Demokratische Massen
"Masse" oder "Volk"
was ist für die Ideologie der Nationalsozialisten der wichtigere Begriff? - eine Forschungsfrage an der TU Braunschweig.
Glosse
Eine Rose? Gerne! Massenhaft Rosen und schon wird´s dekadent. Ein Maikäfer - nettes Symbol für den Frühling. Massenhaft Maikäfer - eine Plage. Und so weiter: Unmengen von Wasser, Wüsten voller Sand. Kann, was massenhaft auftritt, etwas Gutes sein? Und gilt dies nicht auch für die menschliche Zivilisation? Oder stehen Sie gern im Stau? Oder bei einer Massenveranstaltung direkt vorne an der Bühne? Von Massenentlassungen ganz zu schweigen.

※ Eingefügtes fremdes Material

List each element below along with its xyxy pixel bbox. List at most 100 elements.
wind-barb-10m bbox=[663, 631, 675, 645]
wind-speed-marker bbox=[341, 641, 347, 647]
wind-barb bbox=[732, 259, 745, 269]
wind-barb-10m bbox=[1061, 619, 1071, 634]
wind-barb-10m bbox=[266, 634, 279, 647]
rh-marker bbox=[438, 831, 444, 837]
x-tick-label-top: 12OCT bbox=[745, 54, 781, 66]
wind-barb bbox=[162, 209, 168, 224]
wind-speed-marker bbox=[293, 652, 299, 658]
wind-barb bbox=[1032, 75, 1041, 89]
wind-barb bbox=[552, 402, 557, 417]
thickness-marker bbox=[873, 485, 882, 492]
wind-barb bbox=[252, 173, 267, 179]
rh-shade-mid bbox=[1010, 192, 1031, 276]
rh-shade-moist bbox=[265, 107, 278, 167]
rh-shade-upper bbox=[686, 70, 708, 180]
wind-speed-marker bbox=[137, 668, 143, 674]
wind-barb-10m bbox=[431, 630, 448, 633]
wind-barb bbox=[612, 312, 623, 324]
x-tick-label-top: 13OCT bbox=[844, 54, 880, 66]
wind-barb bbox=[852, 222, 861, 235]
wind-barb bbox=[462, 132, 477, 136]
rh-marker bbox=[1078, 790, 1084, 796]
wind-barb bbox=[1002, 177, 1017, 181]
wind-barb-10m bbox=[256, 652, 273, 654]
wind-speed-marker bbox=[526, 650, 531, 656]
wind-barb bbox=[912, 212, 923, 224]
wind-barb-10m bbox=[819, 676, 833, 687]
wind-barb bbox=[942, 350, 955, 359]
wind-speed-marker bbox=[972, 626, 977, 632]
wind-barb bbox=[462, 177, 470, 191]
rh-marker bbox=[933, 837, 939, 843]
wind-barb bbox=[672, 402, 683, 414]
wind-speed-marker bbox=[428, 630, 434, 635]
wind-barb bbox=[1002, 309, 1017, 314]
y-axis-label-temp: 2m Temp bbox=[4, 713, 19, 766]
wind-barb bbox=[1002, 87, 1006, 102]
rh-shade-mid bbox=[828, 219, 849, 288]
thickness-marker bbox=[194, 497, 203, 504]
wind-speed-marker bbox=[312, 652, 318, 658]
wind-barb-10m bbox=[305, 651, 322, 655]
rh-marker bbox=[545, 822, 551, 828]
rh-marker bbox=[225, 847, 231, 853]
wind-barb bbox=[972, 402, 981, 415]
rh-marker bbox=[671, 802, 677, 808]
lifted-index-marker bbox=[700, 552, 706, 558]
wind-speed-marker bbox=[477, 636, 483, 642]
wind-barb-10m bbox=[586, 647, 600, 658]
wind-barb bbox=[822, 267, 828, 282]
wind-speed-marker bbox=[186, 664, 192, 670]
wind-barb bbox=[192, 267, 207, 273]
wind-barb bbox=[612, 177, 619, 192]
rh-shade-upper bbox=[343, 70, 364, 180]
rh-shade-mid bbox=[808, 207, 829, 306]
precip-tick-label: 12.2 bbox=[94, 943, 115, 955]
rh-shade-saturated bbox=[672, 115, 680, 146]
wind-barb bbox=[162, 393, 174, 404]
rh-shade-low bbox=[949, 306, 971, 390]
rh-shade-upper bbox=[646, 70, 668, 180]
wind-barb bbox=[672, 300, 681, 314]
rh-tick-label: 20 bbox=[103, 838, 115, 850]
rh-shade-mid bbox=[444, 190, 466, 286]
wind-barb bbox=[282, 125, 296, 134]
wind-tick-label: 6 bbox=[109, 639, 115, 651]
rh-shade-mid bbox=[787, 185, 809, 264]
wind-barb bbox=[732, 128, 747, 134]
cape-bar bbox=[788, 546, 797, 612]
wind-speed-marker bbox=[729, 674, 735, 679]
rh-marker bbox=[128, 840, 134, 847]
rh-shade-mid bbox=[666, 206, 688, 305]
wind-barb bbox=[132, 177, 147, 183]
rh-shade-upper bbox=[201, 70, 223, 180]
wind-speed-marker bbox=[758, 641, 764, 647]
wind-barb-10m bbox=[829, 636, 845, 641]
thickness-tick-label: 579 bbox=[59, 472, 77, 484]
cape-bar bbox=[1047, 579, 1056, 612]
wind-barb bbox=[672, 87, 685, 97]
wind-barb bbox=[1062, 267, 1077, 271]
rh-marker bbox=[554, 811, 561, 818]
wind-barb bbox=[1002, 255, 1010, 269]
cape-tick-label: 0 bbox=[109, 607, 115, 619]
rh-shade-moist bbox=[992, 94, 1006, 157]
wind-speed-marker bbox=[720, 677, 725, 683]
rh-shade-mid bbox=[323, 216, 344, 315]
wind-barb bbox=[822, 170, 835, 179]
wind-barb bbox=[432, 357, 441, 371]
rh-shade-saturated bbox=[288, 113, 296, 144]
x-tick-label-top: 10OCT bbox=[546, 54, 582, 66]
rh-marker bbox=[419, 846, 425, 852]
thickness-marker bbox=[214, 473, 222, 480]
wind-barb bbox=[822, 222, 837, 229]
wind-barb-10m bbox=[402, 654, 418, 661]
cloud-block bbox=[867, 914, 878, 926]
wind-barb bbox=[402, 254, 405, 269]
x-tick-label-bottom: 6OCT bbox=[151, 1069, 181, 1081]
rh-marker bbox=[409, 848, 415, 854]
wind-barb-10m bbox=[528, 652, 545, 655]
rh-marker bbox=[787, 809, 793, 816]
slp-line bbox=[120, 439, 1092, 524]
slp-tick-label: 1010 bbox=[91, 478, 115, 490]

"Politisch gesehen ist der Begriff "Menschenmassen" zu Unrecht in Verruf", meint Ishay Landa, Historiker und Philosoph aus Israel, und sieht gerade in der Undiszipliniertheit einer Masse die Quelle für demokratisches Denken. "Schon Thomas Mann sprach - freilich mit snobistischem Unterton - von der "demokratischen Masse" und dem "aristokratischen Volk"", erklärt Landa.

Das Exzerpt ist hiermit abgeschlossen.